I am running nginx as part of the docker-compose template.
In nginx config I am referring to other services by their docker hostnames (e.g. backend
, ui
).
That works fine until I do that trick:
docker stop backend
docker stop ui
docker start ui
docker start backend
which makes backend and ui containers to exchange IP addresses (docker provides private network IPs on a basis of giving the next IP available in CIDR to each new requester). This 4 commands executed imitate some rare cases when both upstream containers got restarted at the same time but the nginx container did not. Also, I believe, this should be a very common situation when running pods on Kubernetes-based clusters.
Now nginx resolves backend
host to ui's IP and ui
to backend's IP.
Reloading nginx' configuration does help (nginx -s reload
).
Also, if I do nslookup from within the nginx container - the IPs are always resolved correctly.
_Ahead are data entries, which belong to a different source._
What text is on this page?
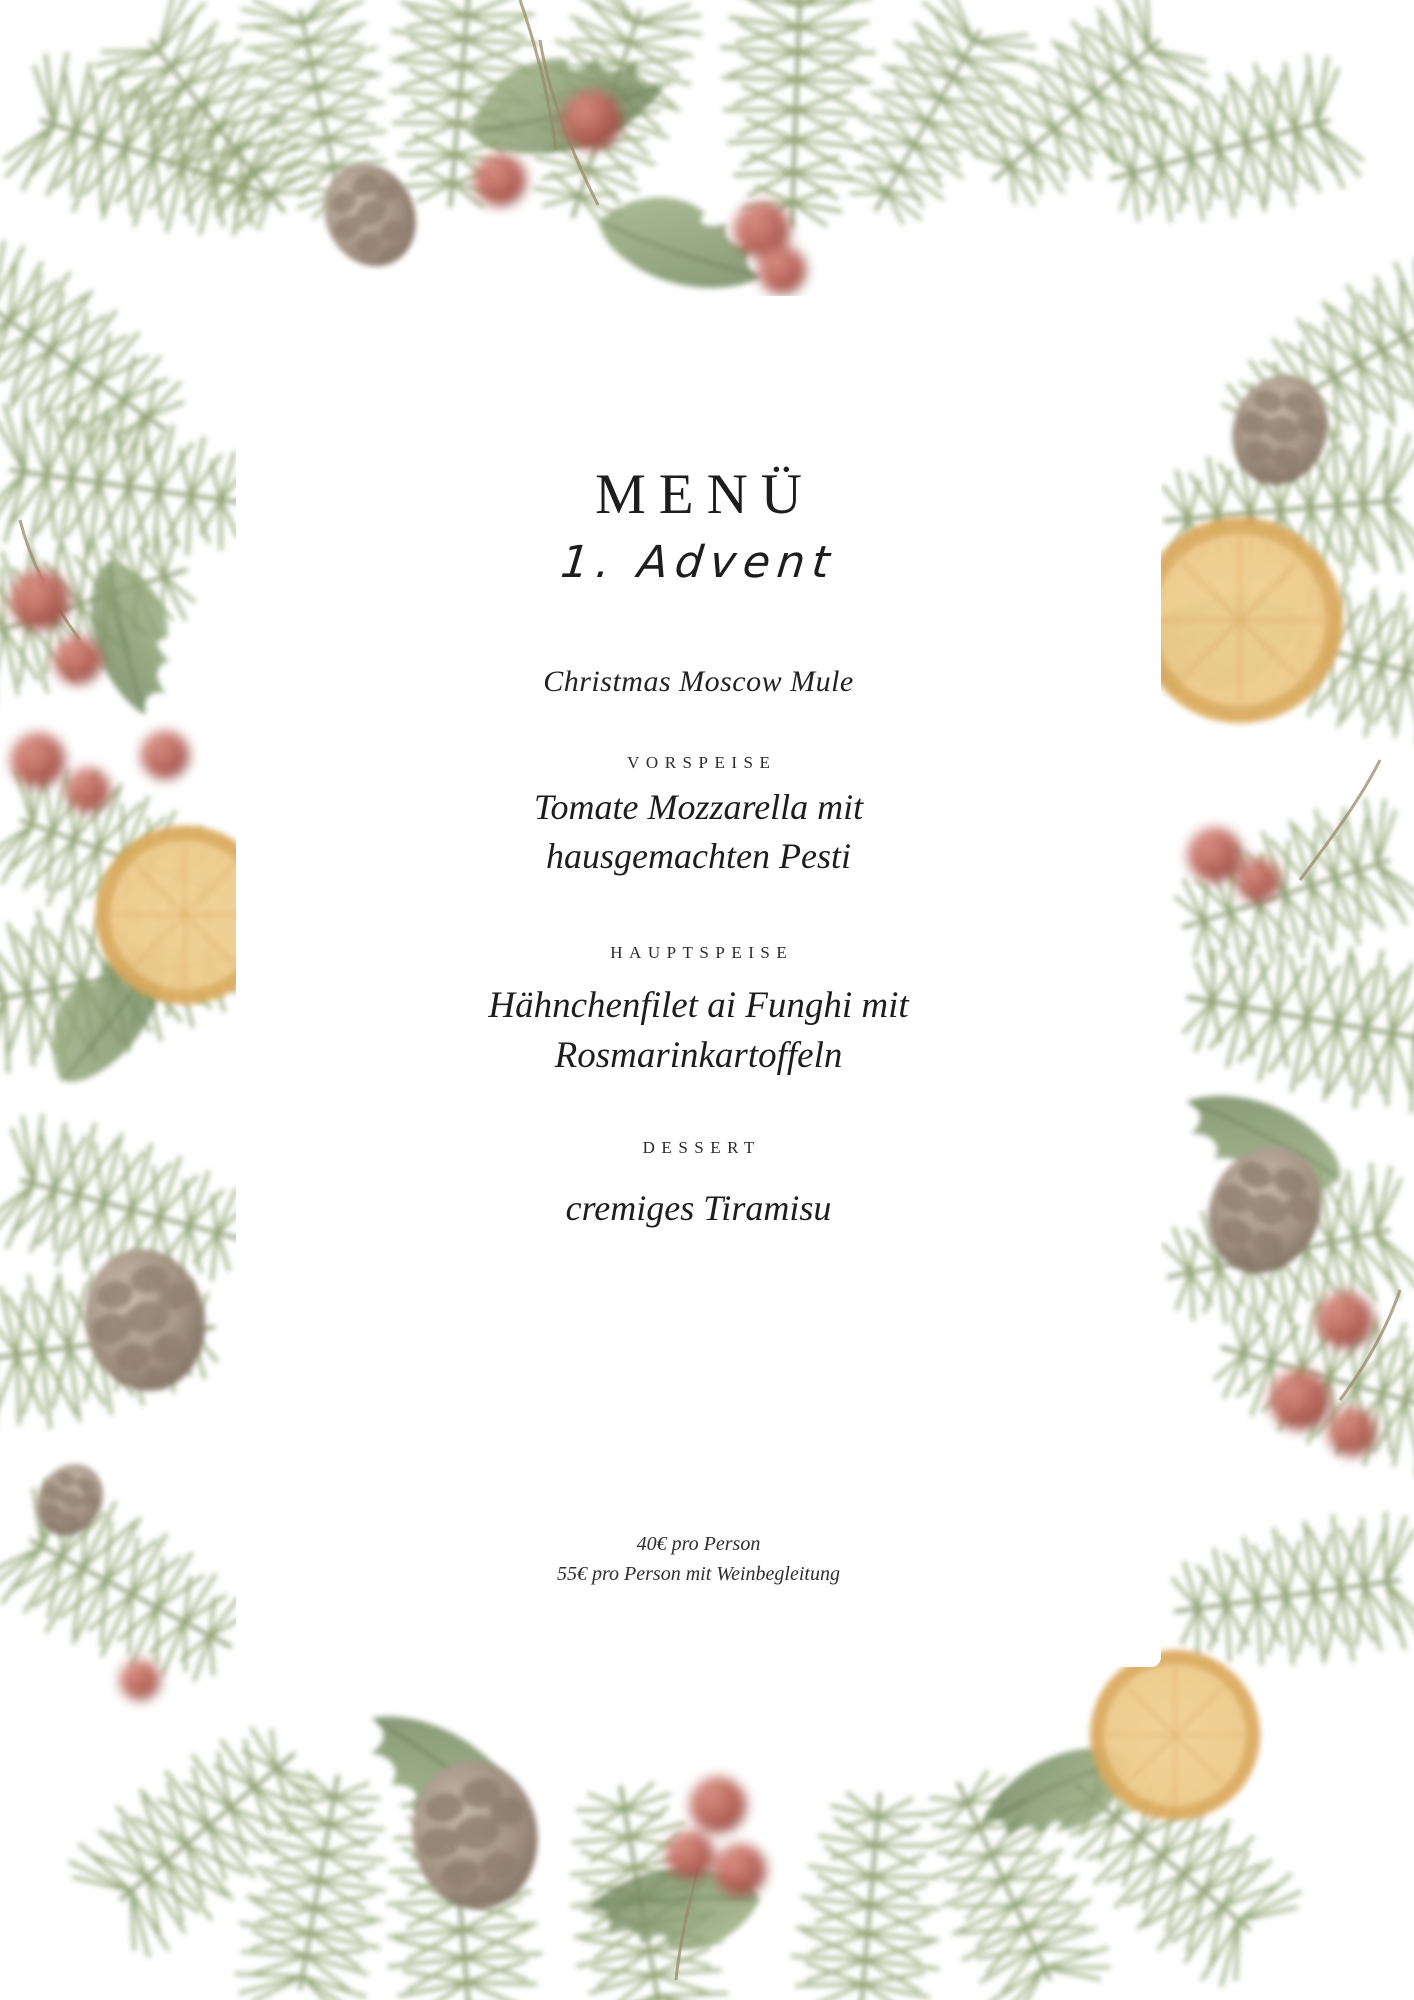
MENÜ
1. Advent
Christmas Moscow Mule

VORSPEISE

Tomate Mozzarella mit hausgemachten Pesti

HAUPTSPEISE

Hähnchenfilet ai Funghi mit Rosmarinkartoffeln

DESSERT

cremiges Tiramisu

40€ pro Person

55€ pro Person mit Weinbegleitung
So this isolates the problem to be a pure nginx issue around the DNS caching.
The things I tried:
- I have the resolver set under the http {} block in nginx config:
resolver 127.0.0.11 ipv6=off valid=10s;
- Most common solution proposed by the folks on the internet to use variables in proxy-pass (this helps to prevent nginx to resolve and cache DNS records on start) - that did not make ANY difference at all:
server {
<...>
set $mybackend "backend:3000";
location /backend/ {
proxy_pass http://$mybackend;
}
}
- Tried adding resolver line into the location itself
- Tried setting the variable on the http{} block level, using
map
:
http {
map "" $mybackend {
default backend:3000;
}
server {
...
}
}
- Tried to use openresty fork of nginx (https://hub.docker.com/r/openresty/openresty/) with
resolver local=true
None of the solutions gave any effect at all. The DNS caches are only wiped if I reload nginx configuration inside of the container OR restart the container manually.
My current workaround is to use static docker network declared in docker-compose.yml. But this has its cons too.
Nginx version used: 1.20.0 (latest as of now) Openresty versions used: 1.13.6.1 and 1.19.3.1 (latest as of now)
Would appreciate any thoughts
UPDATE 2021-09-08: Few months later I am back to solving this same issue and still no luck. Really looks like the bug in nginx - I can not make nginx to re-resolve the dns names. There seems to be no timeout to nginx' dns cache and none of the options listed above to introduce timeouts or trigger dns flush work.
UPDATE 2022-01-11: I think the problem is really in the nginx. I tested my config in many ways a couple months ago and it looks like something else in my nginx.conf prevents the valid
parameter of the resolver
directive from working properly. It is either the limit_req_zone
or the proxy_cache_path
directives used for request rate limiting and caching respectively. These just don't play nicely with the valid
param for some reason. And I could not find any information about this anywhere in nginx docs.
I will get back to this later to confirm my hypothesis.